Via libera all’Italicum Opposizioni fuori, no da metà sinistra pd
by redazione | 5 Maggio 2015 9:21
ROMA L’immagine plastica della Camera che ha approvato definitivamente l’Italicum è tutta in un fotogramma: quello scattato subito dopo il voto, con i deputati renziani del Pd trionfanti che lasciano l’Aula (di tutt’altro umore i 45-50 dissidenti dem) e i grillini silenziosi che rientrano nell’emiciclo in fila indiana. Tutto intorno, i banchi vuoti di Forza Italia e di Sel.
In termini numerici, il Parlamento a metà che ha approvato la legge elettorale fortissimamente voluta da Renzi conta 334 voti favorevoli, 61 contrari e 4 astenuti. I numeri erano già scolpiti da tempo. Ma, visto che Forza Italia e Lega pur disertando l’Aula hanno chiesto il voto segreto, parte la caccia al calcolo di quanti sono realmente i dissidenti del Pd. Solo questa lotteria dà emozioni forti mentre tutto il resto scorre via senza grandi slanci oratori in Aula e interventi dei big dei partiti.
Alla fiducia la maggioranza aveva ottenuto 352 voti. Ieri ne ha presi 18 di meno che sommati ai 38 dem contrari alla fiducia porterebbero il dissenso in casa di Renzi a quota 56. Su 310 deputati. Tuttavia, subito dopo l’approvazione dell’Italicum sono partite le analisi contrapposte del voto.
La minoranza pd ha confermato il dato dei 56: «Il dissenso è stato abbastanza ampio, è un dato politico», ha azzardato l’ex segretario Pier Luigi Bersani che (al contrario di Civati, Fassina, Lattuca, Meloni) ha scelto di non intervenire in Aula mentre i prodiani Zampa e Monaco si sono fatti riconoscere con l’astensione. Invece, il vicesegretario del partito, Lorenzo Guerini, ha ridotto il dissenso interno a «una quarantina di deputati»: «Non faccio numeri però considerate il no dei 9 ex grillini, di Nunzia De Girolamo, di Saverio Romano, di Corsaro e di altri e vedrete che dovremo parlare di una quarantina di voti mancanti al Pd», ha argomentato il numero due del partito.
Tra i no dichiarati, infatti, ci sono anche quelli di Corsaro (Misto, ex FdI), Pili (ex Pdl), Pastorino (ex Pd), Fava (ex Sel), Pisicchio (ex Cd, presidente del gruppo misto), Romano (FI) e quello di Nunzia De Girolamo (Area popolare). E fanno sette. A questi, però, la maggioranza del Pd aggiunge anche i nove fuoriusciti del Movimento Cinque Stelle rimasti in Aula ma sul loro voto contrario alla legge non c’è alcuna certezza.

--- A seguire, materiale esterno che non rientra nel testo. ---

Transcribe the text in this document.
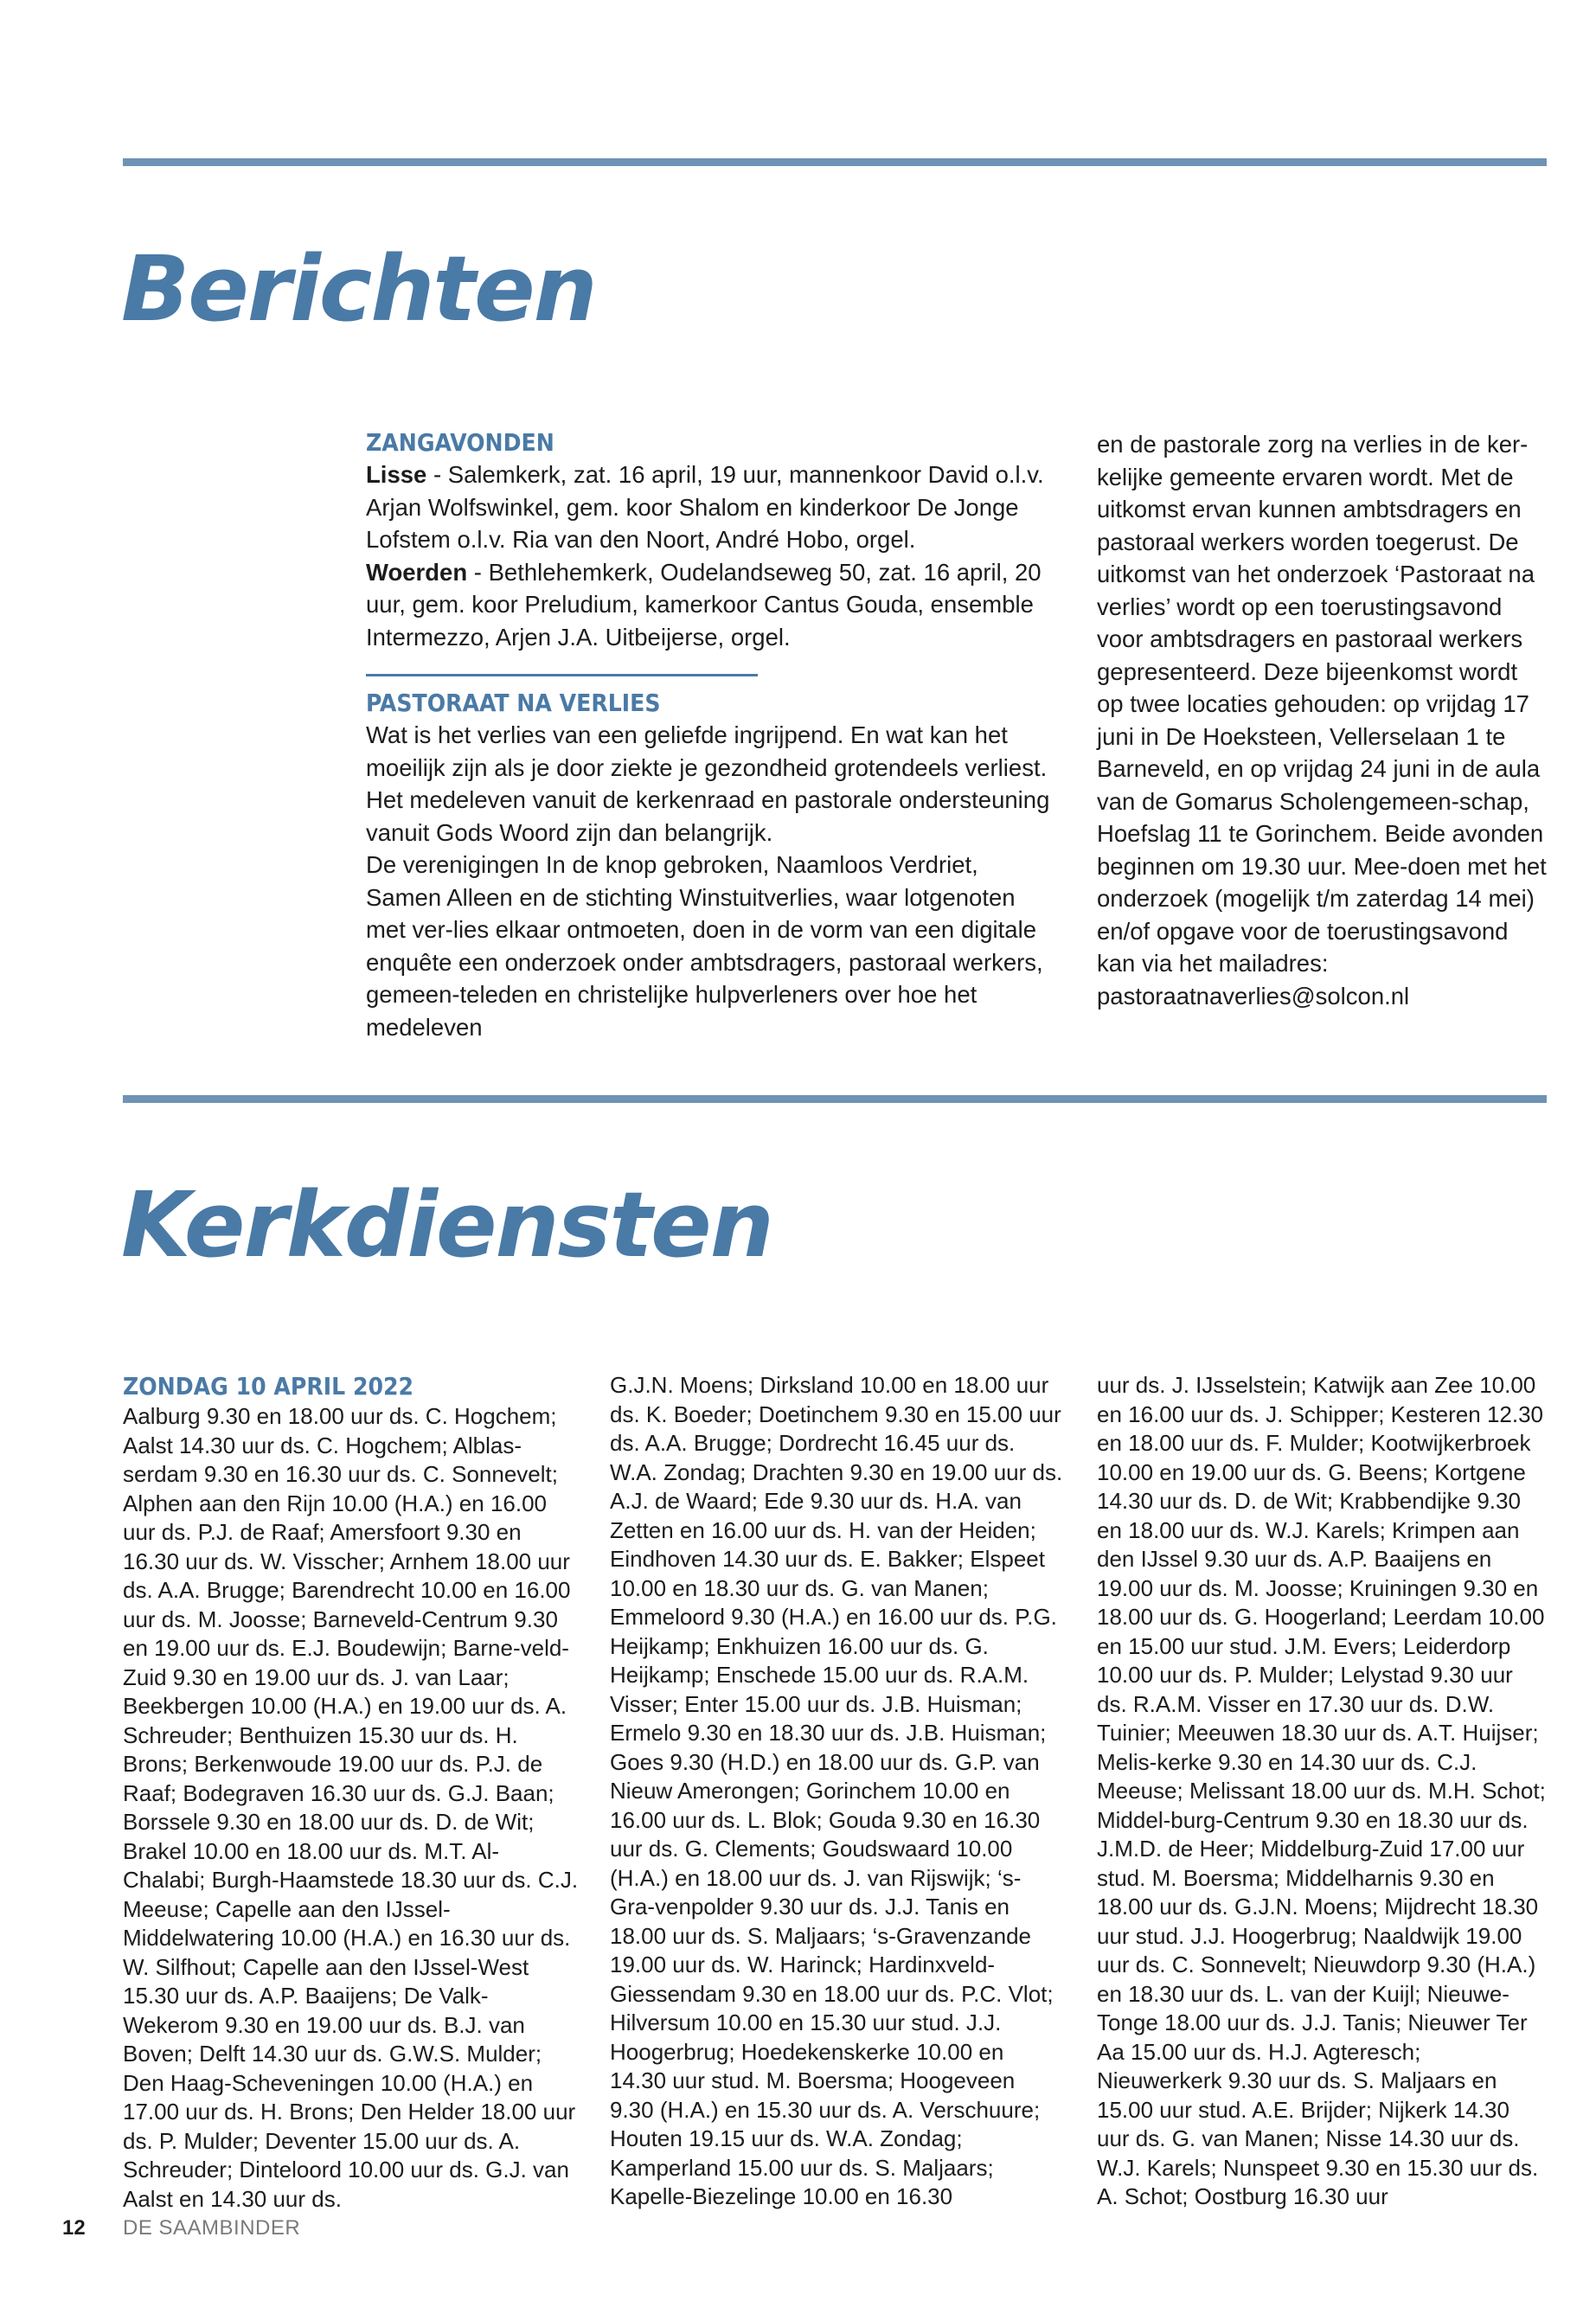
Berichten
ZANGAVONDEN

Lisse - Salemkerk, zat. 16 april, 19 uur, mannenkoor David o.l.v. Arjan Wolfswinkel, gem. koor Shalom en kinderkoor De Jonge Lofstem o.l.v. Ria van den Noort, André Hobo, orgel.

Woerden - Bethlehemkerk, Oudelandseweg 50, zat. 16 april, 20 uur, gem. koor Preludium, kamerkoor Cantus Gouda, ensemble Intermezzo, Arjen J.A. Uitbeijerse, orgel.

PASTORAAT NA VERLIES

Wat is het verlies van een geliefde ingrijpend. En wat kan het moeilijk zijn als je door ziekte je gezondheid grotendeels verliest. Het medeleven vanuit de kerkenraad en pastorale ondersteuning vanuit Gods Woord zijn dan belangrijk.

De verenigingen In de knop gebroken, Naamloos Verdriet, Samen Alleen en de stichting Winstuitverlies, waar lotgenoten met ver-lies elkaar ontmoeten, doen in de vorm van een digitale enquête een onderzoek onder ambtsdragers, pastoraal werkers, gemeen-teleden en christelijke hulpverleners over hoe het medeleven

en de pastorale zorg na verlies in de ker-kelijke gemeente ervaren wordt. Met de uitkomst ervan kunnen ambtsdragers en pastoraal werkers worden toegerust. De uitkomst van het onderzoek ‘Pastoraat na verlies’ wordt op een toerustingsavond voor ambtsdragers en pastoraal werkers gepresenteerd. Deze bijeenkomst wordt op twee locaties gehouden: op vrijdag 17 juni in De Hoeksteen, Vellerselaan 1 te Barneveld, en op vrijdag 24 juni in de aula van de Gomarus Scholengemeen-schap, Hoefslag 11 te Gorinchem. Beide avonden beginnen om 19.30 uur. Mee-doen met het onderzoek (mogelijk t/m zaterdag 14 mei) en/of opgave voor de toerustingsavond kan via het mailadres: pastoraatnaverlies@solcon.nl

Kerkdiensten
ZONDAG 10 APRIL 2022

Aalburg 9.30 en 18.00 uur ds. C. Hogchem; Aalst 14.30 uur ds. C. Hogchem; Alblas-serdam 9.30 en 16.30 uur ds. C. Sonnevelt; Alphen aan den Rijn 10.00 (H.A.) en 16.00 uur ds. P.J. de Raaf; Amersfoort 9.30 en 16.30 uur ds. W. Visscher; Arnhem 18.00 uur ds. A.A. Brugge; Barendrecht 10.00 en 16.00 uur ds. M. Joosse; Barneveld-Centrum 9.30 en 19.00 uur ds. E.J. Boudewijn; Barne-veld-Zuid 9.30 en 19.00 uur ds. J. van Laar; Beekbergen 10.00 (H.A.) en 19.00 uur ds. A. Schreuder; Benthuizen 15.30 uur ds. H. Brons; Berkenwoude 19.00 uur ds. P.J. de Raaf; Bodegraven 16.30 uur ds. G.J. Baan; Borssele 9.30 en 18.00 uur ds. D. de Wit; Brakel 10.00 en 18.00 uur ds. M.T. Al-Chalabi; Burgh-Haamstede 18.30 uur ds. C.J. Meeuse; Capelle aan den IJssel-Middelwatering 10.00 (H.A.) en 16.30 uur ds. W. Silfhout; Capelle aan den IJssel-West 15.30 uur ds. A.P. Baaijens; De Valk-Wekerom 9.30 en 19.00 uur ds. B.J. van Boven; Delft 14.30 uur ds. G.W.S. Mulder; Den Haag-Scheveningen 10.00 (H.A.) en 17.00 uur ds. H. Brons; Den Helder 18.00 uur ds. P. Mulder; Deventer 15.00 uur ds. A. Schreuder; Dinteloord 10.00 uur ds. G.J. van Aalst en 14.30 uur ds.

G.J.N. Moens; Dirksland 10.00 en 18.00 uur ds. K. Boeder; Doetinchem 9.30 en 15.00 uur ds. A.A. Brugge; Dordrecht 16.45 uur ds. W.A. Zondag; Drachten 9.30 en 19.00 uur ds. A.J. de Waard; Ede 9.30 uur ds. H.A. van Zetten en 16.00 uur ds. H. van der Heiden; Eindhoven 14.30 uur ds. E. Bakker; Elspeet 10.00 en 18.30 uur ds. G. van Manen; Emmeloord 9.30 (H.A.) en 16.00 uur ds. P.G. Heijkamp; Enkhuizen 16.00 uur ds. G. Heijkamp; Enschede 15.00 uur ds. R.A.M. Visser; Enter 15.00 uur ds. J.B. Huisman; Ermelo 9.30 en 18.30 uur ds. J.B. Huisman; Goes 9.30 (H.D.) en 18.00 uur ds. G.P. van Nieuw Amerongen; Gorinchem 10.00 en 16.00 uur ds. L. Blok; Gouda 9.30 en 16.30 uur ds. G. Clements; Goudswaard 10.00 (H.A.) en 18.00 uur ds. J. van Rijswijk; ‘s-Gra-venpolder 9.30 uur ds. J.J. Tanis en 18.00 uur ds. S. Maljaars; ‘s-Gravenzande 19.00 uur ds. W. Harinck; Hardinxveld-Giessendam 9.30 en 18.00 uur ds. P.C. Vlot; Hilversum 10.00 en 15.30 uur stud. J.J. Hoogerbrug; Hoedekenskerke 10.00 en 14.30 uur stud. M. Boersma; Hoogeveen 9.30 (H.A.) en 15.30 uur ds. A. Verschuure; Houten 19.15 uur ds. W.A. Zondag; Kamperland 15.00 uur ds. S. Maljaars; Kapelle-Biezelinge 10.00 en 16.30

uur ds. J. IJsselstein; Katwijk aan Zee 10.00 en 16.00 uur ds. J. Schipper; Kesteren 12.30 en 18.00 uur ds. F. Mulder; Kootwijkerbroek 10.00 en 19.00 uur ds. G. Beens; Kortgene 14.30 uur ds. D. de Wit; Krabbendijke 9.30 en 18.00 uur ds. W.J. Karels; Krimpen aan den IJssel 9.30 uur ds. A.P. Baaijens en 19.00 uur ds. M. Joosse; Kruiningen 9.30 en 18.00 uur ds. G. Hoogerland; Leerdam 10.00 en 15.00 uur stud. J.M. Evers; Leiderdorp 10.00 uur ds. P. Mulder; Lelystad 9.30 uur ds. R.A.M. Visser en 17.30 uur ds. D.W. Tuinier; Meeuwen 18.30 uur ds. A.T. Huijser; Melis-kerke 9.30 en 14.30 uur ds. C.J. Meeuse; Melissant 18.00 uur ds. M.H. Schot; Middel-burg-Centrum 9.30 en 18.30 uur ds. J.M.D. de Heer; Middelburg-Zuid 17.00 uur stud. M. Boersma; Middelharnis 9.30 en 18.00 uur ds. G.J.N. Moens; Mijdrecht 18.30 uur stud. J.J. Hoogerbrug; Naaldwijk 19.00 uur ds. C. Sonnevelt; Nieuwdorp 9.30 (H.A.) en 18.30 uur ds. L. van der Kuijl; Nieuwe-Tonge 18.00 uur ds. J.J. Tanis; Nieuwer Ter Aa 15.00 uur ds. H.J. Agteresch; Nieuwerkerk 9.30 uur ds. S. Maljaars en 15.00 uur stud. A.E. Brijder; Nijkerk 14.30 uur ds. G. van Manen; Nisse 14.30 uur ds. W.J. Karels; Nunspeet 9.30 en 15.30 uur ds. A. Schot; Oostburg 16.30 uur

12 DE SAAMBINDER
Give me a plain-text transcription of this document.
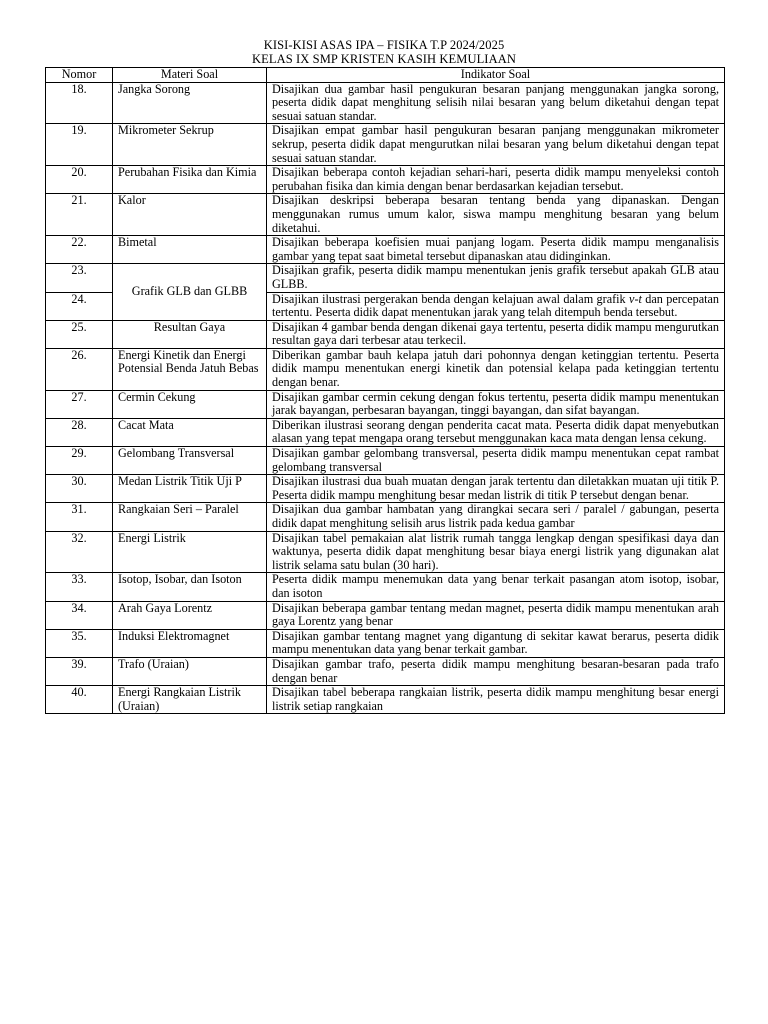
KISI-KISI ASAS IPA – FISIKA T.P 2024/2025
KELAS IX SMP KRISTEN KASIH KEMULIAAN
Nomor	Materi Soal	Indikator Soal
18.	Jangka Sorong	Disajikan dua gambar hasil pengukuran besaran panjang menggunakan jangka sorong, peserta didik dapat menghitung selisih nilai besaran yang belum diketahui dengan tepat sesuai satuan standar.
19.	Mikrometer Sekrup	Disajikan empat gambar hasil pengukuran besaran panjang menggunakan mikrometer sekrup, peserta didik dapat mengurutkan nilai besaran yang belum diketahui dengan tepat sesuai satuan standar.
20.	Perubahan Fisika dan Kimia	Disajikan beberapa contoh kejadian sehari-hari, peserta didik mampu menyeleksi contoh perubahan fisika dan kimia dengan benar berdasarkan kejadian tersebut.
21.	Kalor	Disajikan deskripsi beberapa besaran tentang benda yang dipanaskan. Dengan menggunakan rumus umum kalor, siswa mampu menghitung besaran yang belum diketahui.
22.	Bimetal	Disajikan beberapa koefisien muai panjang logam. Peserta didik mampu menganalisis gambar yang tepat saat bimetal tersebut dipanaskan atau didinginkan.
23.	Grafik GLB dan GLBB	Disajikan grafik, peserta didik mampu menentukan jenis grafik tersebut apakah GLB atau GLBB.
24.		Disajikan ilustrasi pergerakan benda dengan kelajuan awal dalam grafik v-t dan percepatan tertentu. Peserta didik dapat menentukan jarak yang telah ditempuh benda tersebut.
25.	Resultan Gaya	Disajikan 4 gambar benda dengan dikenai gaya tertentu, peserta didik mampu mengurutkan resultan gaya dari terbesar atau terkecil.
26.	Energi Kinetik dan Energi Potensial Benda Jatuh Bebas	Diberikan gambar bauh kelapa jatuh dari pohonnya dengan ketinggian tertentu. Peserta didik mampu menentukan energi kinetik dan potensial kelapa pada ketinggian tertentu dengan benar.
27.	Cermin Cekung	Disajikan gambar cermin cekung dengan fokus tertentu, peserta didik mampu menentukan jarak bayangan, perbesaran bayangan, tinggi bayangan, dan sifat bayangan.
28.	Cacat Mata	Diberikan ilustrasi seorang dengan penderita cacat mata. Peserta didik dapat menyebutkan alasan yang tepat mengapa orang tersebut menggunakan kaca mata dengan lensa cekung.
29.	Gelombang Transversal	Disajikan gambar gelombang transversal, peserta didik mampu menentukan cepat rambat gelombang transversal
30.	Medan Listrik Titik Uji P	Disajikan ilustrasi dua buah muatan dengan jarak tertentu dan diletakkan muatan uji titik P. Peserta didik mampu menghitung besar medan listrik di titik P tersebut dengan benar.
31.	Rangkaian Seri – Paralel	Disajikan dua gambar hambatan yang dirangkai secara seri / paralel / gabungan, peserta didik dapat menghitung selisih arus listrik pada kedua gambar
32.	Energi Listrik	Disajikan tabel pemakaian alat listrik rumah tangga lengkap dengan spesifikasi daya dan waktunya, peserta didik dapat menghitung besar biaya energi listrik yang digunakan alat listrik selama satu bulan (30 hari).
33.	Isotop, Isobar, dan Isoton	Peserta didik mampu menemukan data yang benar terkait pasangan atom isotop, isobar, dan isoton
34.	Arah Gaya Lorentz	Disajikan beberapa gambar tentang medan magnet, peserta didik mampu menentukan arah gaya Lorentz yang benar
35.	Induksi Elektromagnet	Disajikan gambar tentang magnet yang digantung di sekitar kawat berarus, peserta didik mampu menentukan data yang benar terkait gambar.
39.	Trafo (Uraian)	Disajikan gambar trafo, peserta didik mampu menghitung besaran-besaran pada trafo dengan benar
40.	Energi Rangkaian Listrik (Uraian)	Disajikan tabel beberapa rangkaian listrik, peserta didik mampu menghitung besar energi listrik setiap rangkaian
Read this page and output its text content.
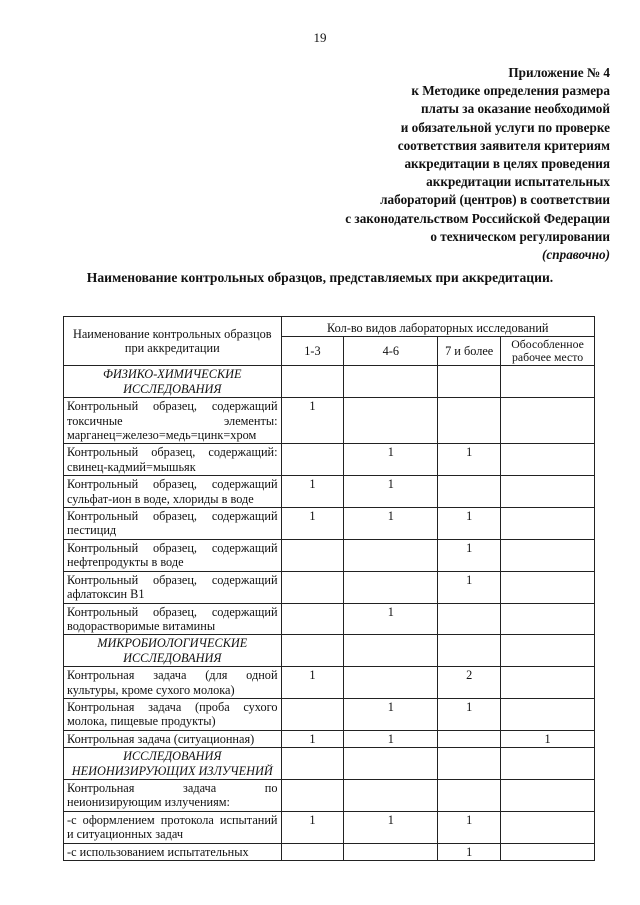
19
Приложение № 4
к Методике определения размера
платы за оказание необходимой
и обязательной услуги по проверке
соответствия заявителя критериям
аккредитации в целях проведения
аккредитации испытательных
лабораторий (центров) в соответствии
с законодательством Российской Федерации
о техническом регулировании
(справочно)
Наименование контрольных образцов, представляемых при аккредитации.
Наименование контрольных образцов при аккредитации	Кол-во видов лабораторных исследований			
	1-3	4-6	7 и более	Обособленное рабочее место
ФИЗИКО-ХИМИЧЕСКИЕ ИССЛЕДОВАНИЯ				
Контрольный образец, содержащий токсичные элементы: марганец=железо=медь=цинк=хром	1			
Контрольный образец, содержащий: свинец-кадмий=мышьяк		1	1	
Контрольный образец, содержащий сульфат-ион в воде, хлориды в воде	1	1		
Контрольный образец, содержащий пестицид	1	1	1	
Контрольный образец, содержащий нефтепродукты в воде			1	
Контрольный образец, содержащий афлатоксин В1			1	
Контрольный образец, содержащий водорастворимые витамины		1		
МИКРОБИОЛОГИЧЕСКИЕ ИССЛЕДОВАНИЯ				
Контрольная задача (для одной культуры, кроме сухого молока)	1		2	
Контрольная задача (проба сухого молока, пищевые продукты)		1	1	
Контрольная задача (ситуационная)	1	1		1
ИССЛЕДОВАНИЯ НЕИОНИЗИРУЮЩИХ ИЗЛУЧЕНИЙ				
Контрольная задача по неионизирующим излучениям:				
-с оформлением протокола испытаний и ситуационных задач	1	1	1	
-с использованием испытательных			1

Metabolizzata la minoranza del Pd, Matteo Renzi può dunque metter la parola fine a questa partita molto impegnativa. E lo fa ringraziando chi gli è rimasto vicino nel partito, magari anche turandosi il naso davanti alla formula Italicum e al patto del Nazareno con FI che lo ha partorito: «Sono orgoglioso della vostra fiducia e che la politica si sia dimostrata all’altezza delle sfide. Siete voi il cambiamento che stavamo aspettando, state scrivendo una pagina storica del Paese». E ora, non ha dimenticato di ricordare Renzi, «il nodo» è la riforma del Senato.
Il ministro Maria Elena Boschi assicura che «l’Italicum funziona ed è costituzionale» e non dimentica la polemica con Bersani: «Peccato che non rispetti la Ditta…». Ma Renato Brunetta (FI), che ha decretato l’Aventino degli azzurri pur faticando molto a tenere a bada fittiani e verdiniani che volevano (per motivi opposti) votare, pronostica che «al Senato Renzi non ha i numeri». Scelta civica ricorda a Renzi che i suoi 24 voti sono stati determinanti per non cadere sotto soglia 315. E i grillini, più ordinati che mai in Aula, affidano al presidente della Repubblica, Sergio Mattarella l’ultimo appello: «Non firmi questa legge oscena», dice Danilo Toninelli nella sua dichiarazione di voto in Aula.
Infine vale la pena riportare la dichiarazione di Roberto Calderoli (Lega), che inventò il Porcellum approvato a suo tempo con 323 voti: «Al peggio non c’è mai fine, è arrivato il Porcellissimum».